A User shall not engage in negotiations with the Merchant outside the CTD concerning the products on the CTD.
Article 3 Sale and Purchase Agreement
When the Purchaser completes on the CTD purchase procedures designated by the Company, a sale and purchase agreement is concluded between the Merchant and the Purchaser concerning the product.
The Purchaser shall pay, by the method specified by the Company, the total amount of the product prices, shipping fees, and other costs (hereinafter referred to as the “Product Price etc.”) after the conclusion of the sale and purchase agreement referred to in the preceding paragraph. This payment obligation shall be extinguished when the Purchaser completes procedures for payment to the Company.
The Merchant and the Purchaser shall conduct transactions in good faith and in the event of any problems regarding the Products etc., such problems shall be resolved between the Users. However, the Company may, at the Company’s discretion, take the necessary actions for the proper operation of the Service, such as notification of the Users, completion or cancellation of the transaction, or compensation.
In the case referred to in the proviso of the preceding paragraph, if the Company bears the costs to respond to the problems caused by a User, the Company may charge such costs to the User. The User shall agree to this in advance.
In using the CTD, a User may, in principle, not cancel the order. However, this shall not apply to cases where a defect in the product is caused by gross negligence of the Merchant or the Company.
Article 4 Intellectual Property Rights and Intellectual Property Rights in Products
Rights to all materials constituting the Service shall belong to the Company or a third party holding such rights. A User may not acquire any right to any of the materials of the Service and shall not, without permission of the right holder, engage in any act that infringes the rights to the content materials, such as any intellectual property rights, including ownership and copyright, portrait rights, and publicity rights. Granting a license for the Service under the Terms does not mean the granting of the license for the right of the Company to the Service or the right of a third party who holds the right to the Service.
The conclusion of a sale and purchase agreement between the Purchaser and the Merchant does not mean the transfer of the copyright of the relevant product and any other intellectual property rights.
Article 5 Cancellation of a Sale and Purchase Agreement by the Company
In the following cases, the Company may cancel the sale and purchase agreement between Users, and the Users shall agree to this in advance.
- Cases where the Merchant fails to provide products.

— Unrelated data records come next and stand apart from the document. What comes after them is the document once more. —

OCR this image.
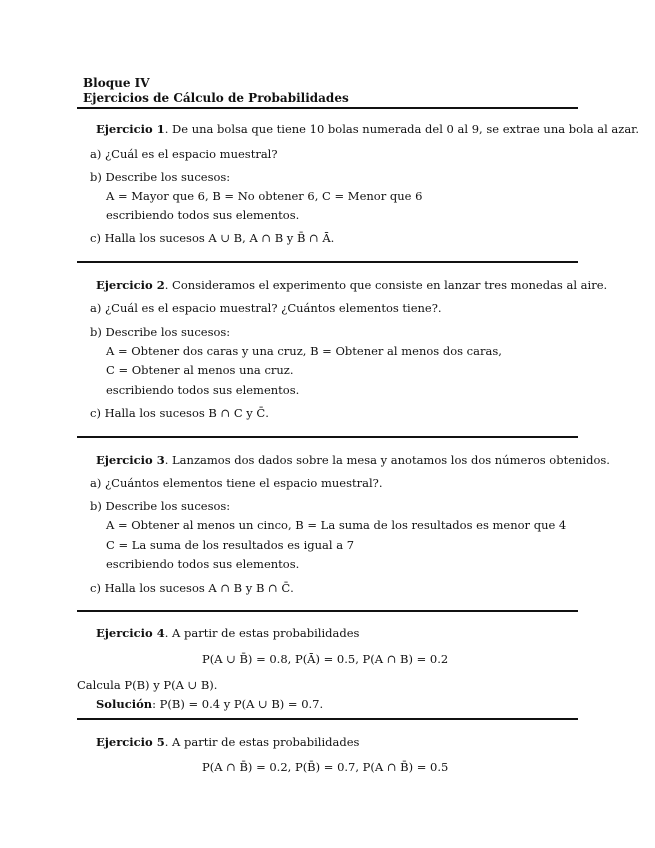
Bloque IV
Ejercicios de Cálculo de Probabilidades
Ejercicio 1. De una bolsa que tiene 10 bolas numerada del 0 al 9, se extrae una bola al azar.
a) ¿Cuál es el espacio muestral?
b) Describe los sucesos:
A = Mayor que 6, B = No obtener 6, C = Menor que 6
escribiendo todos sus elementos.
c) Halla los sucesos A ∪ B, A ∩ B y B̄ ∩ Ā.
Ejercicio 2. Consideramos el experimento que consiste en lanzar tres monedas al aire.
a) ¿Cuál es el espacio muestral? ¿Cuántos elementos tiene?.
b) Describe los sucesos:
A = Obtener dos caras y una cruz, B = Obtener al menos dos caras,
C = Obtener al menos una cruz.
escribiendo todos sus elementos.
c) Halla los sucesos B ∩ C y C̄.
Ejercicio 3. Lanzamos dos dados sobre la mesa y anotamos los dos números obtenidos.
a) ¿Cuántos elementos tiene el espacio muestral?.
b) Describe los sucesos:
A = Obtener al menos un cinco, B = La suma de los resultados es menor que 4
C = La suma de los resultados es igual a 7
escribiendo todos sus elementos.
c) Halla los sucesos A ∩ B y B ∩ C̄.
Ejercicio 4. A partir de estas probabilidades
P(A ∪ B̄) = 0.8, P(Ā) = 0.5, P(A ∩ B) = 0.2
Calcula P(B) y P(A ∪ B).
Solución: P(B) = 0.4 y P(A ∪ B) = 0.7.
Ejercicio 5. A partir de estas probabilidades
P(A ∩ B̄) = 0.2, P(B̄) = 0.7, P(A ∩ B̄) = 0.5
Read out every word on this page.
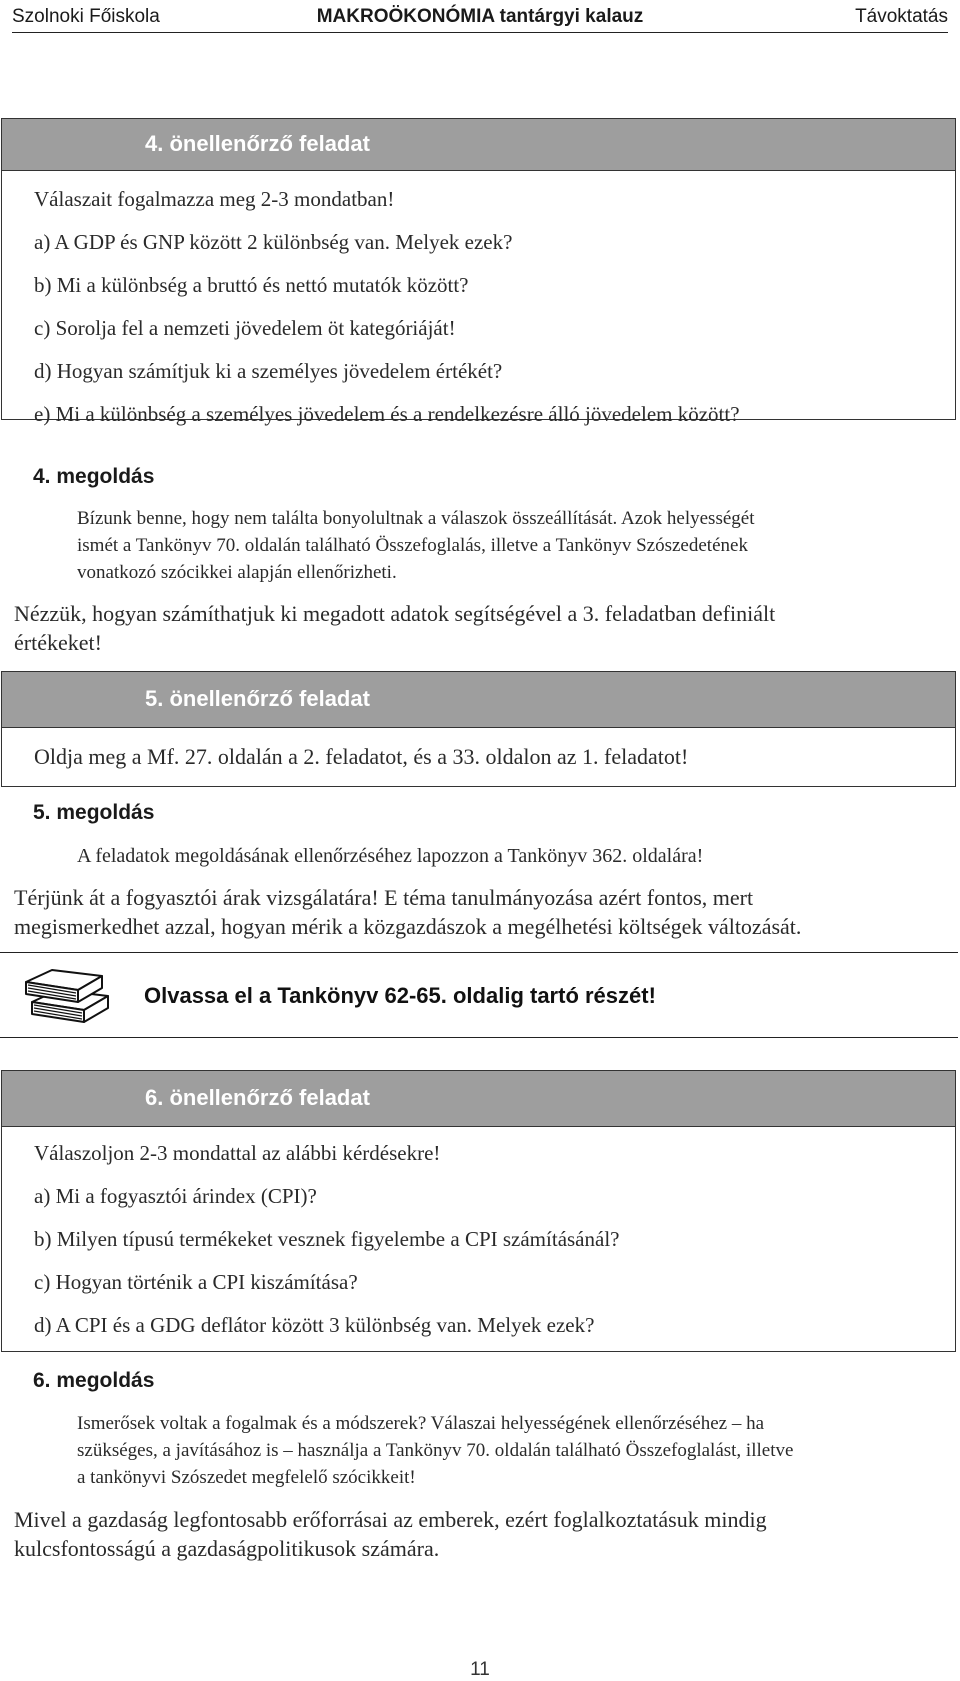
Szolnoki Főiskola	MAKROÖKONÓMIA tantárgyi kalauz	Távoktatás
4. önellenőrző feladat
Válaszait fogalmazza meg 2-3 mondatban!
a) A GDP és GNP között 2 különbség van. Melyek ezek?
b) Mi a különbség a bruttó és nettó mutatók között?
c) Sorolja fel a nemzeti jövedelem öt kategóriáját!
d) Hogyan számítjuk ki a személyes jövedelem értékét?
e) Mi a különbség a személyes jövedelem és a rendelkezésre álló jövedelem között?
4. megoldás
Bízunk benne, hogy nem találta bonyolultnak a válaszok összeállítását. Azok helyességét
ismét a Tankönyv 70. oldalán található Összefoglalás, illetve a Tankönyv Szószedetének
vonatkozó szócikkei alapján ellenőrizheti.
Nézzük, hogyan számíthatjuk ki megadott adatok segítségével a 3. feladatban definiált
értékeket!
5. önellenőrző feladat
Oldja meg a Mf. 27. oldalán a 2. feladatot, és a 33. oldalon az 1. feladatot!
5. megoldás
A feladatok megoldásának ellenőrzéséhez lapozzon a Tankönyv 362. oldalára!
Térjünk át a fogyasztói árak vizsgálatára! E téma tanulmányozása azért fontos, mert
megismerkedhet azzal, hogyan mérik a közgazdászok a megélhetési költségek változását.
Olvassa el a Tankönyv 62-65. oldalig tartó részét!
6. önellenőrző feladat
Válaszoljon 2-3 mondattal az alábbi kérdésekre!
a) Mi a fogyasztói árindex (CPI)?
b) Milyen típusú termékeket vesznek figyelembe a CPI számításánál?
c) Hogyan történik a CPI kiszámítása?
d) A CPI és a GDG deflátor között 3 különbség van. Melyek ezek?
6. megoldás
Ismerősek voltak a fogalmak és a módszerek? Válaszai helyességének ellenőrzéséhez – ha
szükséges, a javításához is – használja a Tankönyv 70. oldalán található Összefoglalást, illetve
a tankönyvi Szószedet megfelelő szócikkeit!
Mivel a gazdaság legfontosabb erőforrásai az emberek, ezért foglalkoztatásuk mindig
kulcsfontosságú a gazdaságpolitikusok számára.
11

- Cases where a defect in the product not attributable to the Purchaser is found and the Company finds that an exchange is difficult for such reasons as the Purchaser resides overseas.
- Any other cases where the Company finds it necessary for the proper operation of the CTD.
If the sale and purchase agreement is canceled pursuant to the preceding paragraph, the Purchaser and the Merchant shall, at their expense, take action for restoration to original state.
Article 6 Mutatis Mutandis Application of AniMeEon Terms of Use
Article 10, Article 11, and Articles 13 through 21 of AniMeEon Terms of Use shall apply mutatis mutandis to the Special Provisions.